Commissioners will be able to make changes in the coming weeks and months to the budget. The commission will have to set the millage rate by mid-August, which leaves roughly 45 days to determine how much property tax revenue would be coming in.
Mayor Robert Reichert, whose first proposed budget included a 3.7 mill increase, said he's optimistic there will be budget adjustments made in time for the millage vote. An additional 3.7 mills would have meant about $14 million in additional revenue.
"Any budget that is adopted today would be better than no budget," he said. "With no budget, we’re sailing into uncharted waters, and we don’t know exactly what we would do."
Several other budgets with proposed millage rate increases from 2.25-3.229 failed to get enough votes to pass on Thursday.
Commissioner Larry Schlesinger said the board needs to see if it can find a way to prevent recreation and parks departments from bearing the brunt of the burden.
"Perhaps other departments need to be included in the hits, and you need to have 5 percent belt tightening or 10 percent belt tightening across the board," he said.
The budget vote came at the end of a two-plus hour meeting that at points became contentious and in one instance some commissioners were accused of “politicking” by Commissioner Joe Allen.

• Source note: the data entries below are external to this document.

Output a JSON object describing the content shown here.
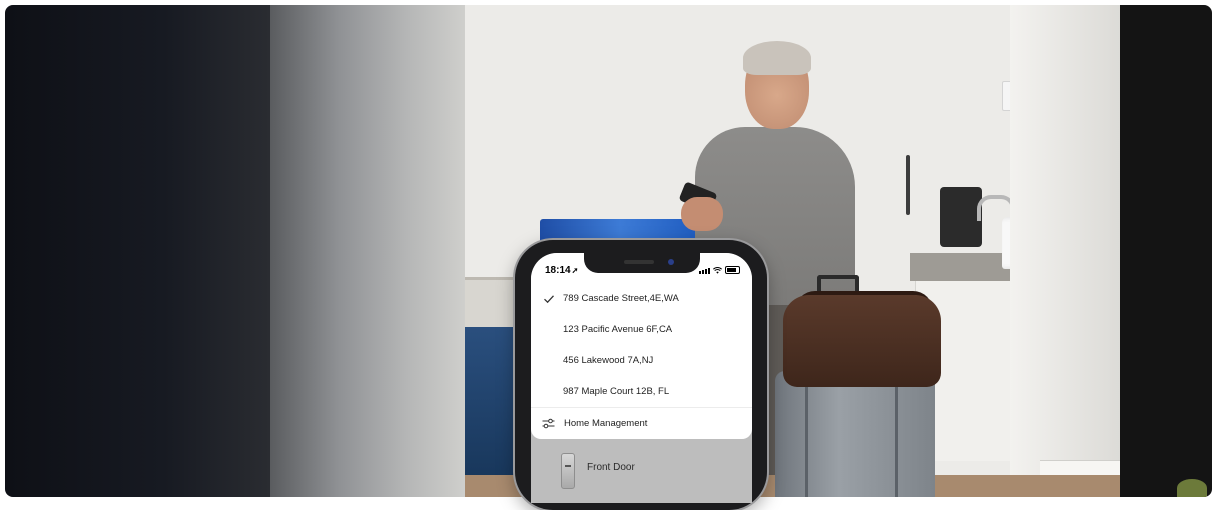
{
  "status_bar": {
    "time": "18:14",
    "location_arrow": "➚"
  },
  "home_menu": {
    "selected_index": 0,
    "addresses": [
      "789 Cascade Street,4E,WA",
      "123 Pacific Avenue 6F,CA",
      "456 Lakewood 7A,NJ",
      "987 Maple Court 12B, FL"
    ],
    "management_label": "Home Management"
  },
  "device_card": {
    "name": "Front Door"
  },
  "icons": {
    "selected": "checkmark-icon",
    "management": "sliders-icon",
    "device": "door-lock-icon"
  }
}
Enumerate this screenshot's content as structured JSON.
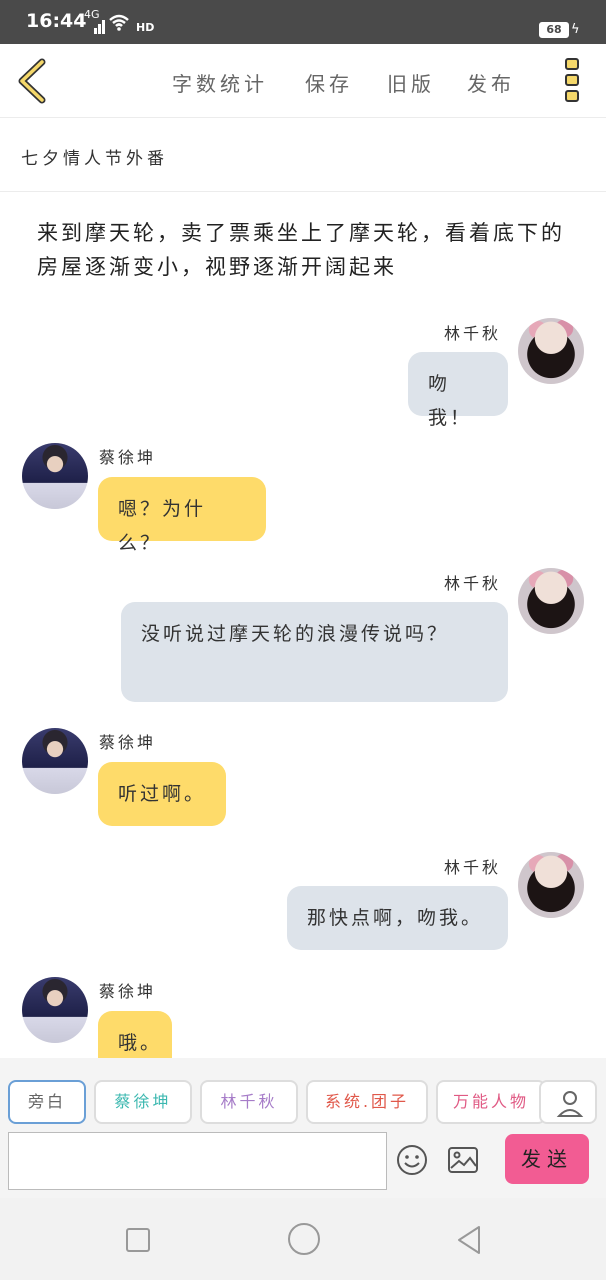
{
  "status": {
    "time": "16:44",
    "signal_label": "4G",
    "hd_label": "HD",
    "battery": "68"
  },
  "toolbar": {
    "word_count": "字数统计",
    "save": "保存",
    "old_version": "旧版",
    "publish": "发布"
  },
  "story_title": "七夕情人节外番",
  "chat": {
    "narration": "来到摩天轮，卖了票乘坐上了摩天轮，看着底下的房屋逐渐变小，视野逐渐开阔起来",
    "messages": [
      {
        "speaker": "林千秋",
        "side": "right",
        "text": "吻我！"
      },
      {
        "speaker": "蔡徐坤",
        "side": "left",
        "text": "嗯？为什么？"
      },
      {
        "speaker": "林千秋",
        "side": "right",
        "text": "没听说过摩天轮的浪漫传说吗？"
      },
      {
        "speaker": "蔡徐坤",
        "side": "left",
        "text": "听过啊。"
      },
      {
        "speaker": "林千秋",
        "side": "right",
        "text": "那快点啊，吻我。"
      },
      {
        "speaker": "蔡徐坤",
        "side": "left",
        "text": "哦。"
      }
    ]
  },
  "characters": [
    {
      "label": "旁白",
      "color": "#666666"
    },
    {
      "label": "蔡徐坤",
      "color": "#3cb8b0"
    },
    {
      "label": "林千秋",
      "color": "#a67cc8"
    },
    {
      "label": "系统.团子",
      "color": "#e0584a"
    },
    {
      "label": "万能人物",
      "color": "#e05a84"
    }
  ],
  "input": {
    "placeholder": "",
    "send_label": "发送"
  },
  "colors": {
    "accent_left_bubble": "#fedb6a",
    "right_bubble": "#dde3ea",
    "send_button": "#f25c93"
  }
}
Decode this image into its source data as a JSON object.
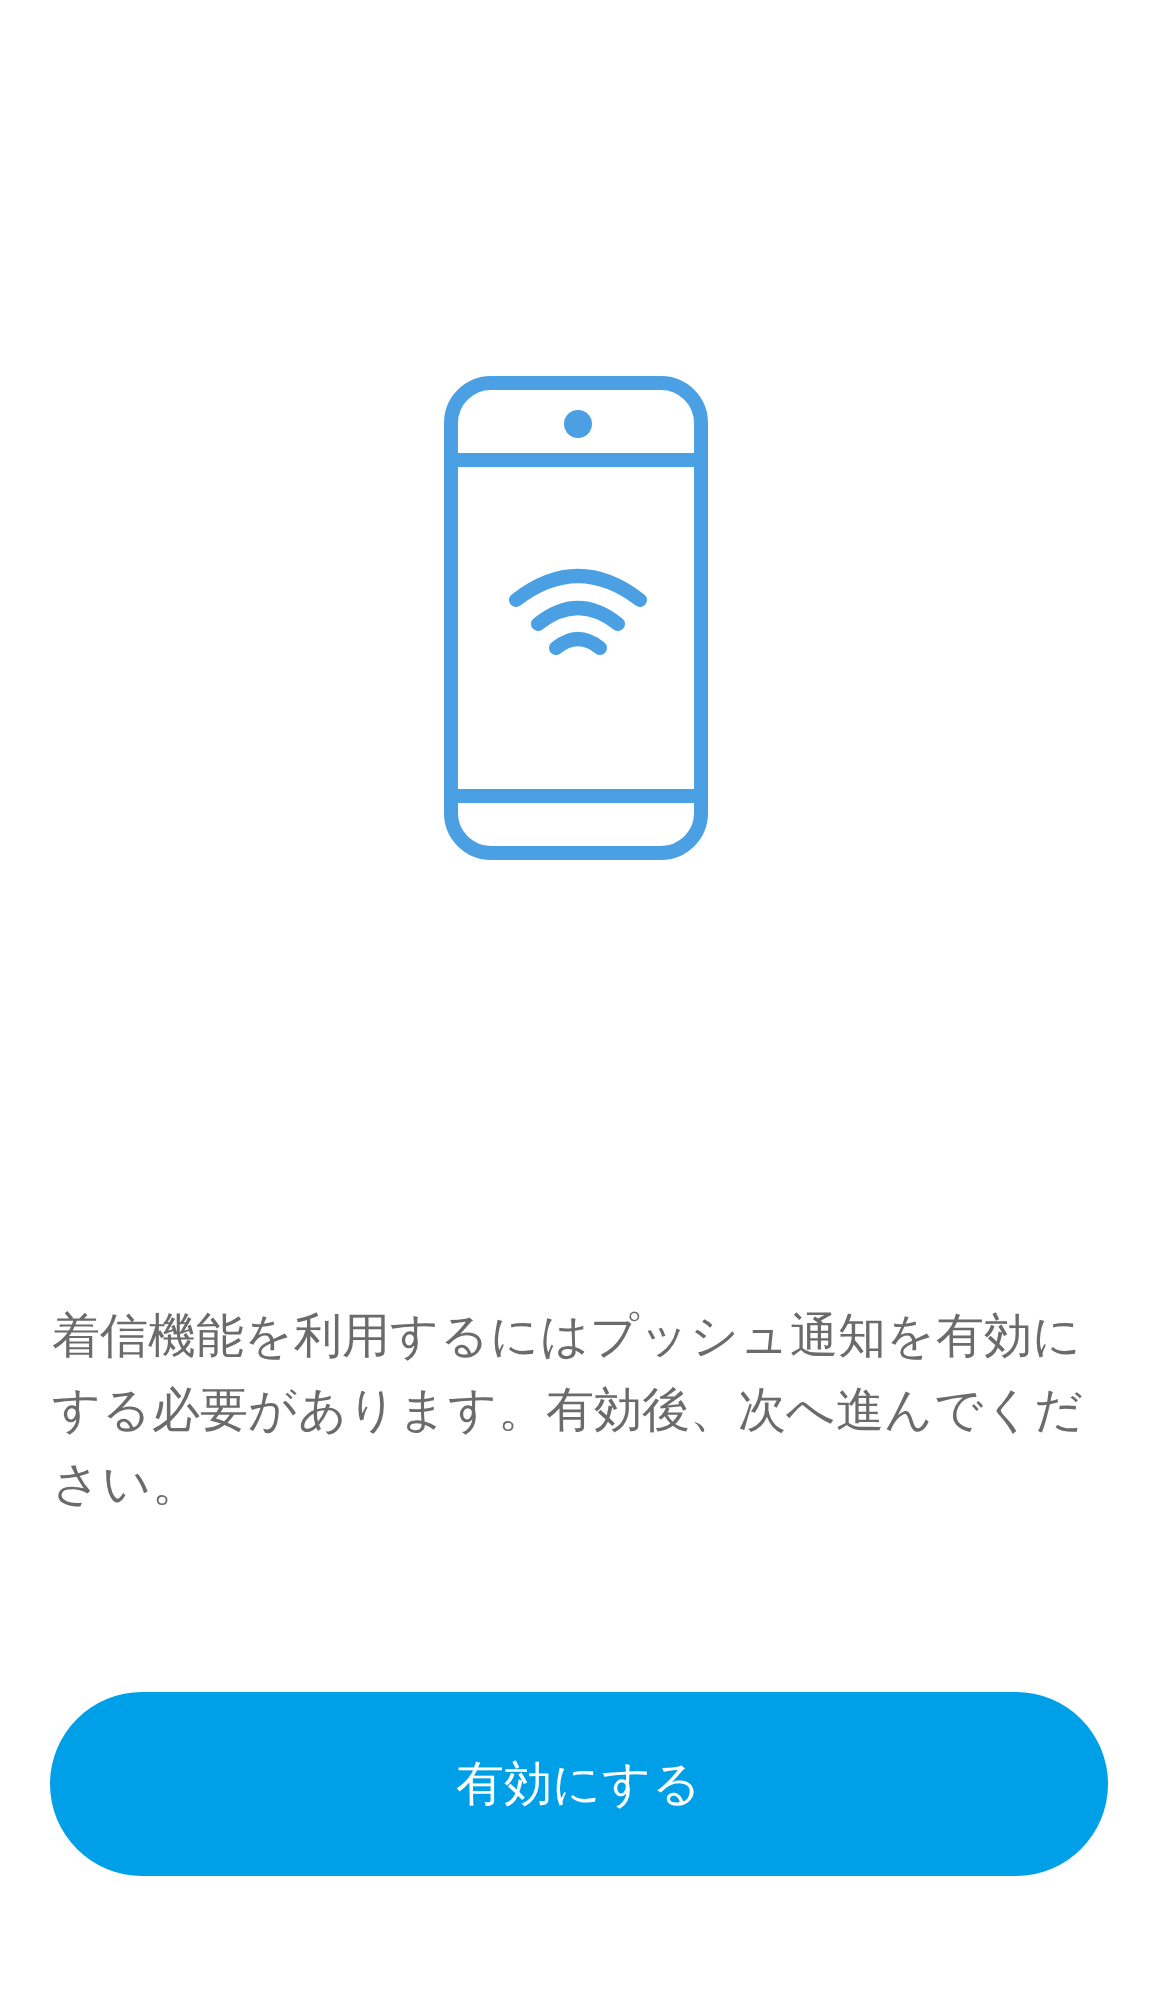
{
  "message": "着信機能を利用するにはプッシュ通知を有効にする必要があります。有効後、次へ進んでください。",
  "button": {
    "label": "有効にする"
  }
}
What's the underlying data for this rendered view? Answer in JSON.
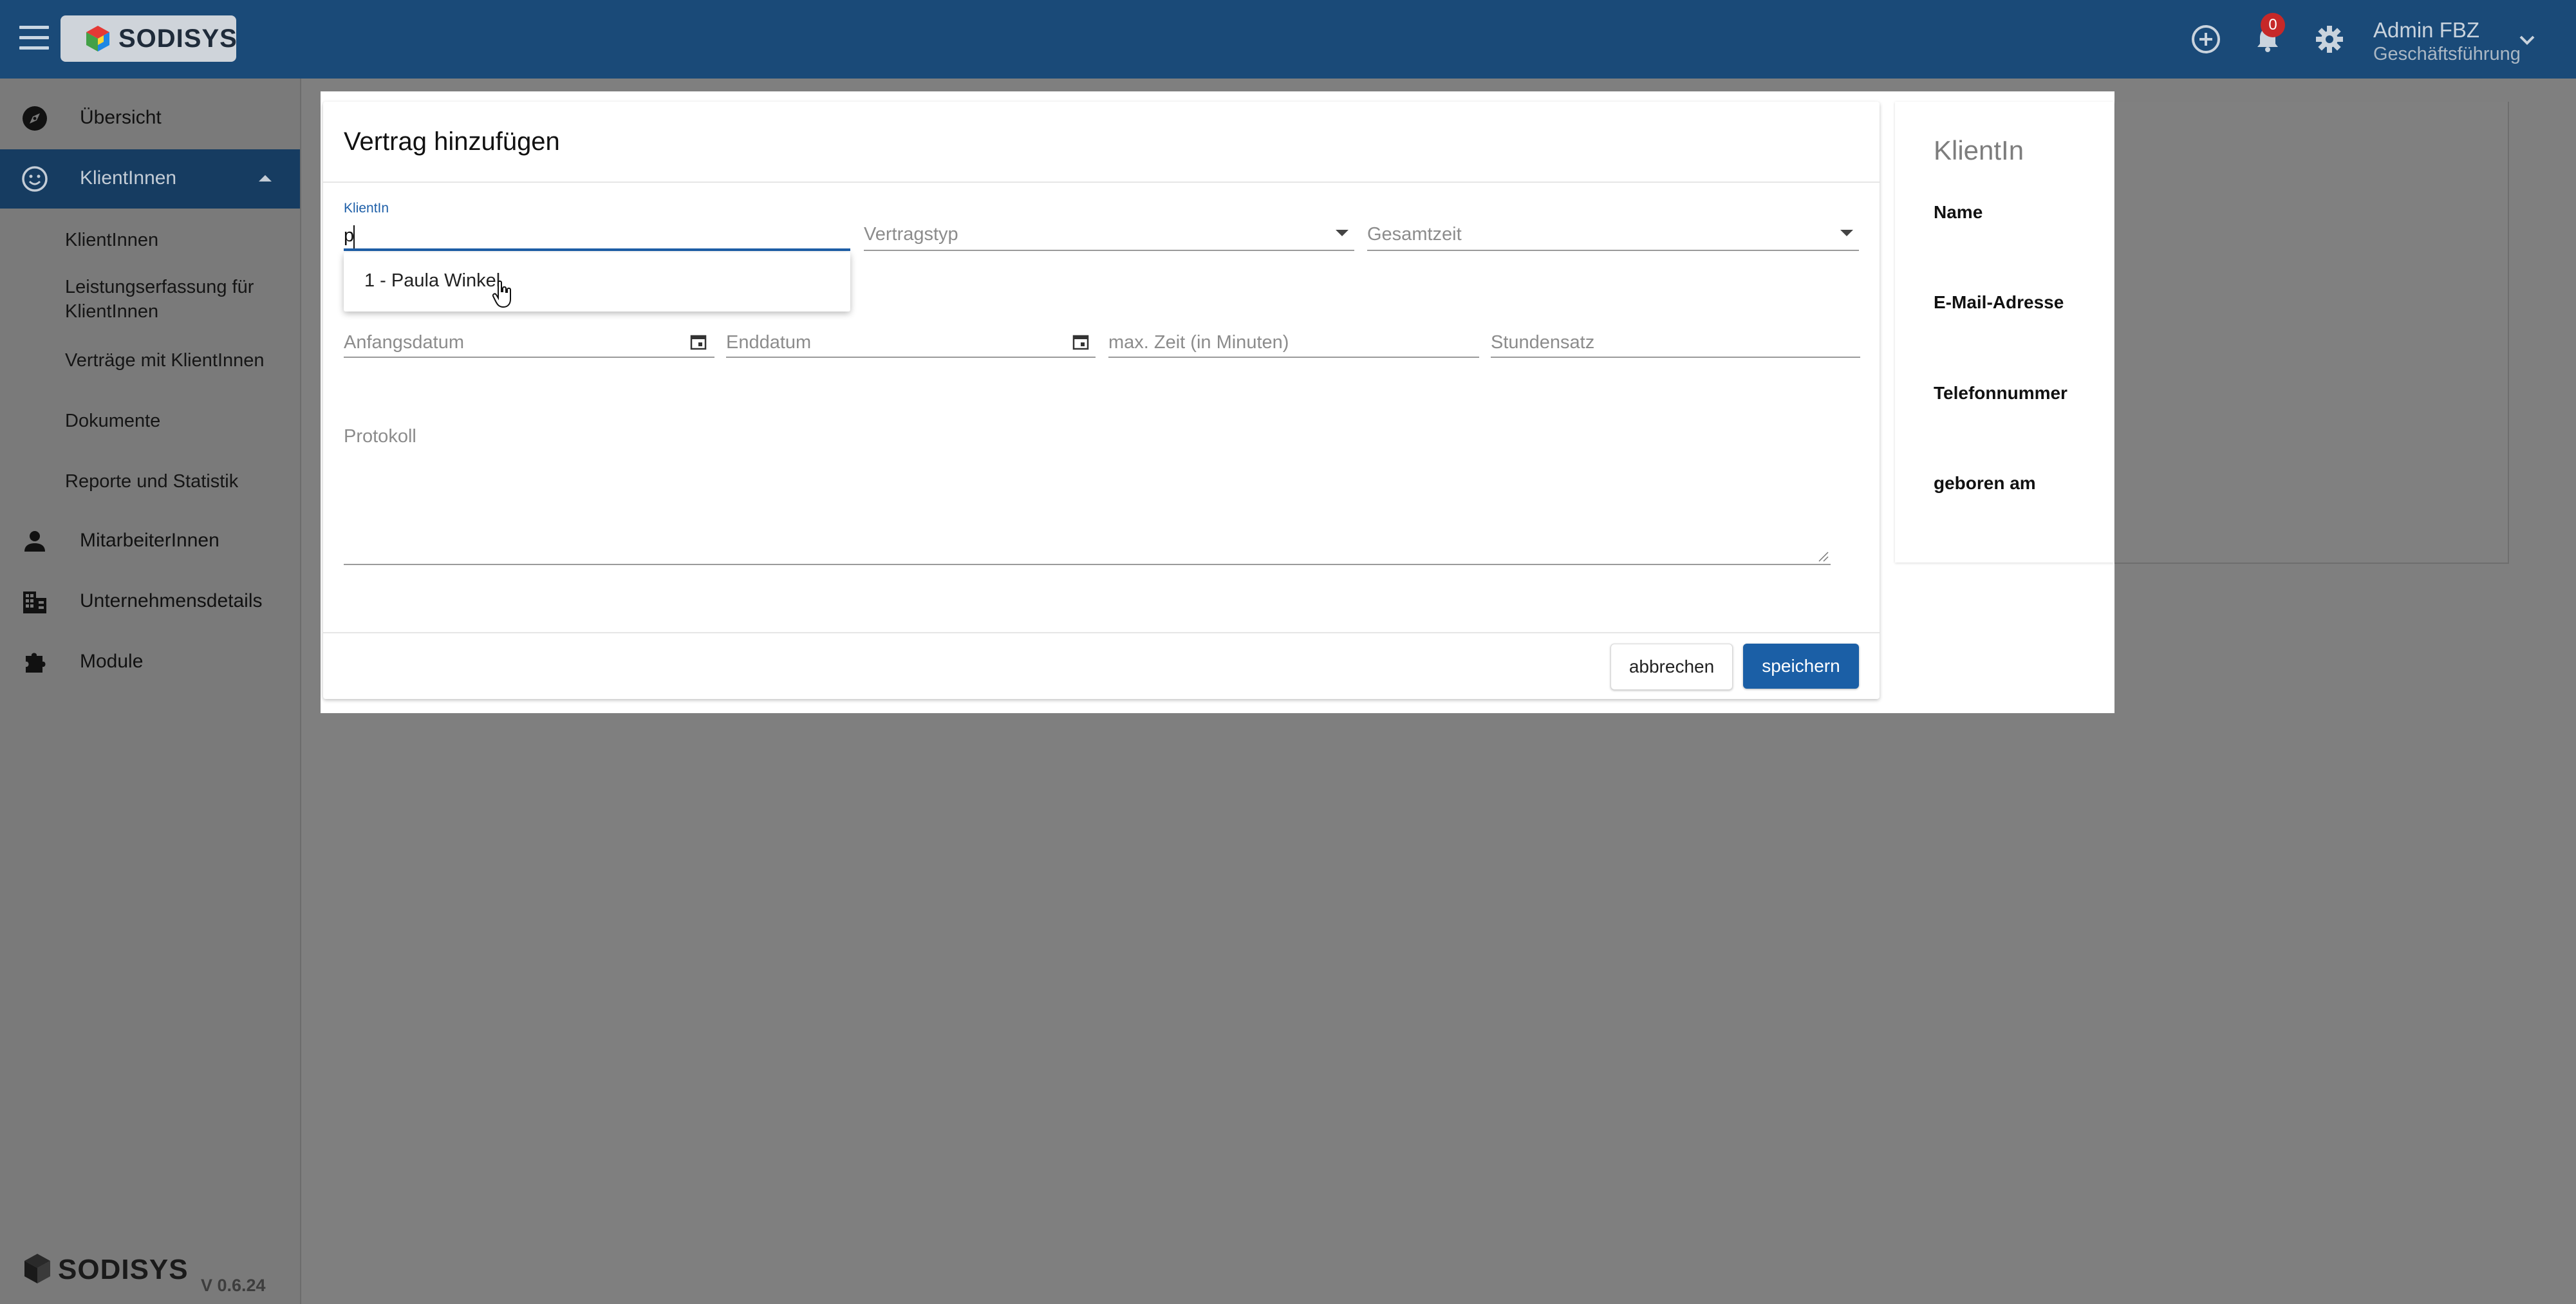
{
  "topbar": {
    "logo_text": "SODISYS",
    "notifications_count": "0",
    "user_name": "Admin FBZ",
    "user_role": "Geschäftsführung"
  },
  "sidebar": {
    "items": [
      {
        "label": "Übersicht",
        "icon": "compass-icon"
      },
      {
        "label": "KlientInnen",
        "icon": "smiley-icon"
      },
      {
        "label": "MitarbeiterInnen",
        "icon": "person-icon"
      },
      {
        "label": "Unternehmensdetails",
        "icon": "building-icon"
      },
      {
        "label": "Module",
        "icon": "puzzle-icon"
      }
    ],
    "sub_items": [
      "KlientInnen",
      "Leistungserfassung für KlientInnen",
      "Verträge mit KlientInnen",
      "Dokumente",
      "Reporte und Statistik"
    ],
    "footer_logo": "SODISYS",
    "version": "V 0.6.24"
  },
  "dialog": {
    "title": "Vertrag hinzufügen",
    "client_label": "KlientIn",
    "client_value": "p",
    "contract_type_placeholder": "Vertragstyp",
    "total_time_placeholder": "Gesamtzeit",
    "start_date_placeholder": "Anfangsdatum",
    "end_date_placeholder": "Enddatum",
    "max_time_placeholder": "max. Zeit (in Minuten)",
    "hourly_rate_placeholder": "Stundensatz",
    "protocol_placeholder": "Protokoll",
    "autocomplete_option": "1 - Paula Winkel",
    "cancel_label": "abbrechen",
    "save_label": "speichern"
  },
  "info_panel": {
    "title": "KlientIn",
    "name_label": "Name",
    "email_label": "E-Mail-Adresse",
    "phone_label": "Telefonnummer",
    "birth_label": "geboren am"
  },
  "colors": {
    "topbar": "#1a4a78",
    "active_nav": "#163c61",
    "primary": "#1b5fa6",
    "overlay": "#7f7f7f"
  }
}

Over the last seven weeks, commissioners have gone back and forth on whether employees should have to contribute to pensions, how much money “outside” agencies such as Meals on Wheels, Keep Macon-Bibb Beautiful and museums should receive, and if employees should get three unpaid holidays.
The county has about $102 million tied into “legacy” commitments, such as pension benefits, as well as for public safety and courts.
"You’re only left with a little bit of money that’s discretionary that you can move around," Lucas said. "It’s a very little pot of money that we’re dealing with. Therefor it’s a very difficult decision."
The county's reserve coffers have taken a major hit since consolidation, going from $33 million in 2014 to about $4 million by the end of June.
One problem, an auditor has stated, has been the over-projection of revenues since Macon and Bibb consolidated in 2014.
This year's budget shortfall came in part due to rising healthcare costs.
The 2019 budget also will have to account for a post-employment benefit fund running out of money in December, meaning $4 million will need to be paid from the general fund.
There's also more money needed to operate new fire stations and cover a full year of pay raises for firefighters and deputies.